07.04.2022 - 18:57 | Son Güncellenme:
İHA
Birleşmiş Milletler (BM) Genel Kurulunda, Rusya'nın İnsan Hakları Konseyi üyeliğinin askıya alınması için oylama yapıldı. Oylamada, 175 ülkeden 93’ünün “evet” oyu kullanması ile Rusya’nın İnsan Hakları Konseyi’ndeki üyeliği askıya alındı. Oylamada 24 ülke “hayır”, 58 ülke ise “çekimser” oy kullandı.

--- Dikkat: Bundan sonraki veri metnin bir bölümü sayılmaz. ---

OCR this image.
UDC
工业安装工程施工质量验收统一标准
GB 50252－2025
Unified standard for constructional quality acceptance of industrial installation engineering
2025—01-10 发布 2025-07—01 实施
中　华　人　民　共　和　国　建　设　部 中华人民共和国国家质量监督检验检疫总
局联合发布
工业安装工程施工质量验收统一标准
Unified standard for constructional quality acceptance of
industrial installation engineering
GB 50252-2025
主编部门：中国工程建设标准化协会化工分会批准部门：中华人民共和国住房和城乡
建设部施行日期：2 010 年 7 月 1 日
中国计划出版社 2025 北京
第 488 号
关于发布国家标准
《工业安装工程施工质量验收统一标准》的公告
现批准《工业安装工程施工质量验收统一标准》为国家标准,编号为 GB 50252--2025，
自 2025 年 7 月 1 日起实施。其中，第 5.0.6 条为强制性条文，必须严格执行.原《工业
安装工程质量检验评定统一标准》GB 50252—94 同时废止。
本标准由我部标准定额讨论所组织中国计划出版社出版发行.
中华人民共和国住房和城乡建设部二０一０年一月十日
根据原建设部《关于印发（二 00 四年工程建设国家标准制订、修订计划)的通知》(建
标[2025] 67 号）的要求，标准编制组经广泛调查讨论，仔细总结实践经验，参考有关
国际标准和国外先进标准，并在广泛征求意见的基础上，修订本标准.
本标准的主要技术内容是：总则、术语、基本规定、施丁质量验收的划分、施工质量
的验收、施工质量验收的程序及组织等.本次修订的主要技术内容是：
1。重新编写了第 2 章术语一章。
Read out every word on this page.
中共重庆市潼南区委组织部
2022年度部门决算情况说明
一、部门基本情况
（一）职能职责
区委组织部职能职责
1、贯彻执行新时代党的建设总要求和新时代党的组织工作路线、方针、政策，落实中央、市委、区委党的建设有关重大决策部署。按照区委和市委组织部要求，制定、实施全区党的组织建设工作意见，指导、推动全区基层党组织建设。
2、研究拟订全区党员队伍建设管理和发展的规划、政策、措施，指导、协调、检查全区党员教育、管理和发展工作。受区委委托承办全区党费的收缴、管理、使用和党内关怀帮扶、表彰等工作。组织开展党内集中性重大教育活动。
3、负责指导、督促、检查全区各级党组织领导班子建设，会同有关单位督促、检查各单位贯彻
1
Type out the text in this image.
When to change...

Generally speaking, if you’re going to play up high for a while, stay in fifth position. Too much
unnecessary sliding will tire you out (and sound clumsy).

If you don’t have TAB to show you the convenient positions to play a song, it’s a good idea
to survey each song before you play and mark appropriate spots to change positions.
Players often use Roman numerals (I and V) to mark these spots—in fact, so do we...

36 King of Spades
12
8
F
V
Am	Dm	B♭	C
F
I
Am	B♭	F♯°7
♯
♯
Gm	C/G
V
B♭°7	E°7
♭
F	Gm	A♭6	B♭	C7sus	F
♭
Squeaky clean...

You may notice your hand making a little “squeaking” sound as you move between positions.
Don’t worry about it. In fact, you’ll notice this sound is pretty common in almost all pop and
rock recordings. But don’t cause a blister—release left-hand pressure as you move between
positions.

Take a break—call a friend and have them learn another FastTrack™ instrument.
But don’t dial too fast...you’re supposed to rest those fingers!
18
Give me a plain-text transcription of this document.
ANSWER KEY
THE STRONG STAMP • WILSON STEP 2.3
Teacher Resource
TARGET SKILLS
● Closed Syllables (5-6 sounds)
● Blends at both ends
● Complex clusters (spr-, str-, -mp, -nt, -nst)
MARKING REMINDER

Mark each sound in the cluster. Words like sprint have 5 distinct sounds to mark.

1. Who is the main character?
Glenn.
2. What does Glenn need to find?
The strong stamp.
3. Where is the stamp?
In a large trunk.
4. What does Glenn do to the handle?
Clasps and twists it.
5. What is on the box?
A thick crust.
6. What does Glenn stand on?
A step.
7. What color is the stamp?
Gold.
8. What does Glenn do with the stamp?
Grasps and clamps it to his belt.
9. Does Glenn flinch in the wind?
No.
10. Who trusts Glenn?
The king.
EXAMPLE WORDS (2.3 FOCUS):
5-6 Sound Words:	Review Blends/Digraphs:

UKRAYNA TİTANİK'E BENZETTİ
Ukrayna’nın BM Daimi Temsilcisi Sergey Kislitsa, BM Genel Kurulu'nda Rusya’nın İnsan Hakları Konseyi üyeliği hakkında yapılacak oylama öncesi konuştu. Kislitsa, Rusya’nın dünya güvenliğini tehdit ettiğini ve insanlık suçu işlediğini ifade ederek, Rusya tarafından insanların ölmesinin normalmiş gibi karşılandığını belirtti. Kislitsa, “2005 yılının eylül ayında liderlerimiz görüştü ve Birleşmiş Milletlerin üç önemli görevi belirlendi. Birincisi de dünyanın güvenliği ve insan haklarıydı. Bunlar birbirleriyle bağlantılı konular. Şimdi dünya karar verme aşamasında. Bizim dünyamız buzdağları arasında tehlikeli şekilde ilerliyor ve dünyamızı bir Titanic sayabiliriz. Buzdağlarına çarpıp batmamak için dikkatli olmalıyız. Bir devlet korkunç şekilde insan haklarını çiğniyor ve insanlığa karşı savaş suçları işliyor” dedi.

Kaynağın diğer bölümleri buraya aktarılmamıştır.